Whisper Small — Quranic Arabic ASR with Full Tashkeel
Fine-tuned openai/whisper-small on tarteel-ai/everyayah for Automatic Speech Recognition of Quranic recitation with complete tashkeel (Arabic diacritics) preserved in the output.
Model Summary
| Property | Value |
|---|---|
| Base model | openai/whisper-small (244 M parameters) |
| Language | Arabic (ar) |
| Task | Automatic Speech Recognition |
| Dataset | tarteel-ai/everyayah |
| Output | Arabic text with full tashkeel (harakat) |
| Fine-tuning type | Full fine-tuning — all 244 M parameters trained |
| Precision | fp16 mixed precision |
| Hardware | 4 x NVIDIA RTX 2080 Ti (11 GB VRAM each, 44 GB total) |
| Best checkpoint | Step 1500 (epoch 9.94) |
Performance
Validation Set Results (500 samples, mixed reciters)

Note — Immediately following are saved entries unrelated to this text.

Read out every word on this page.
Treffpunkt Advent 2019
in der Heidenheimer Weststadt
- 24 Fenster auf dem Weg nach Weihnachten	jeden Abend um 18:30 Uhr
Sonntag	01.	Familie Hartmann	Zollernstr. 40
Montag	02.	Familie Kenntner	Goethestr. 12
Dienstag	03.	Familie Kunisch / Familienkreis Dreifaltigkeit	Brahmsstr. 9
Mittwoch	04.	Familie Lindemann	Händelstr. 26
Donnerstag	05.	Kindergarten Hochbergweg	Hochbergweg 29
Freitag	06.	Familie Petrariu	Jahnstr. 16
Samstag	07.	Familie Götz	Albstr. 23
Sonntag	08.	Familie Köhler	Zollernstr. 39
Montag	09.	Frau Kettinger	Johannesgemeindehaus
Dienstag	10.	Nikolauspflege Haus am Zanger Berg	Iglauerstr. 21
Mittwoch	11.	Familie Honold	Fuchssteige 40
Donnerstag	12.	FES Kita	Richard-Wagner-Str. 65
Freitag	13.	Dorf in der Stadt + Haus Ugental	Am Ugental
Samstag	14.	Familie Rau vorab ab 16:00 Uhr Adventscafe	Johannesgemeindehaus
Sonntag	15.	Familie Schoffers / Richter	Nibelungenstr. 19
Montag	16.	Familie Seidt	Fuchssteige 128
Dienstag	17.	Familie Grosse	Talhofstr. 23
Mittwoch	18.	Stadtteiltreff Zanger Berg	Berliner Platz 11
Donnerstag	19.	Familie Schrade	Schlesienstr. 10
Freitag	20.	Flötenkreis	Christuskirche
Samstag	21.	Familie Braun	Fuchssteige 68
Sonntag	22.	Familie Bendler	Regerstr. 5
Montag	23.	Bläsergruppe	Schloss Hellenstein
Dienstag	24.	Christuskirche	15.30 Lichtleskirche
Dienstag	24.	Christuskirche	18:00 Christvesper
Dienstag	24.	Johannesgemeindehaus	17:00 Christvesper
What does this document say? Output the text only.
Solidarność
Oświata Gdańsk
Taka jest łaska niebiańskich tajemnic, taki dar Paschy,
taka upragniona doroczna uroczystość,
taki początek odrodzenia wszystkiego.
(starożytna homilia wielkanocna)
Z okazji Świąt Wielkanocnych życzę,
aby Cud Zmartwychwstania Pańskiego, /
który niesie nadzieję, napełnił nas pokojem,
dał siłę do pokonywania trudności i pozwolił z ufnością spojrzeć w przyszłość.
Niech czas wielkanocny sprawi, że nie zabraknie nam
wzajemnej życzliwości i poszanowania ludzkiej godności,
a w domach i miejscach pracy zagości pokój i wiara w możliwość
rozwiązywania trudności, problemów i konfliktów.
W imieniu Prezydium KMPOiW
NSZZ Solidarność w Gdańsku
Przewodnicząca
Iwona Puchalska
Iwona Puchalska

| Step | Epoch | eval loss | CER (with tashkeel) | WER (with tashkeel) | WER (normalized, no tashkeel) |
|---|---|---|---|---|---|
| 500 | 3.31 | 0.02615 | 1.3581% | 6.6743% | 6.0468% |
| 1000 | 6.62 | 0.01690 | 0.7120% | 3.6794% | 3.4227% |
| 1500 | 9.94 | 0.01766 | 0.6922% | 3.2801% | 3.0519% |
| 2000 | 13.25 | 0.02102 | 0.8241% | 4.1928% | 3.8220% |
Step 1500 is the best checkpoint by all primary metrics. Overfitting becomes visible at step 2000 where both loss and error rates increase despite continued training.
Training Loss Progression
| Step | Train Loss | Learning Rate |
|---|---|---|
| 50 | 0.7672 | 9.80e-07 |
| 100 | 0.2892 | 1.98e-06 |
| 200 | 0.0990 | 3.98e-06 |
| 300 | 0.0628 | 5.98e-06 |
| 500 | 0.0149 | 9.98e-06 |
| 700 | 0.0051 | 9.98e-06 |
| 1000 | 0.0009 | 9.89e-06 |
| 1500 | 0.0003 | 9.57e-06 |
The model converges rapidly — training loss drops from 0.7672 at step 50 to 0.0003 at step 1500, a reduction of 99.96%.
Comparison with Baseline
| Metric | openai/whisper-small (no fine-tuning) | This model (step 1500) | Improvement |
|---|---|---|---|
| CER with tashkeel | 61.97% | 0.6922% | 89.5x reduction |
| WER with tashkeel | 102.22% | 3.2801% | 31.2x reduction |
The baseline whisper-small model produces WER above 100% on Quranic text because it was not trained on Tajweed recitation and does not reliably output tashkeel. This fine-tuned model reduces character error rate from 61.97% to 0.69%.
Inference Test Results
Test on Known Reciters — Unseen Ayahs (20 samples, test split)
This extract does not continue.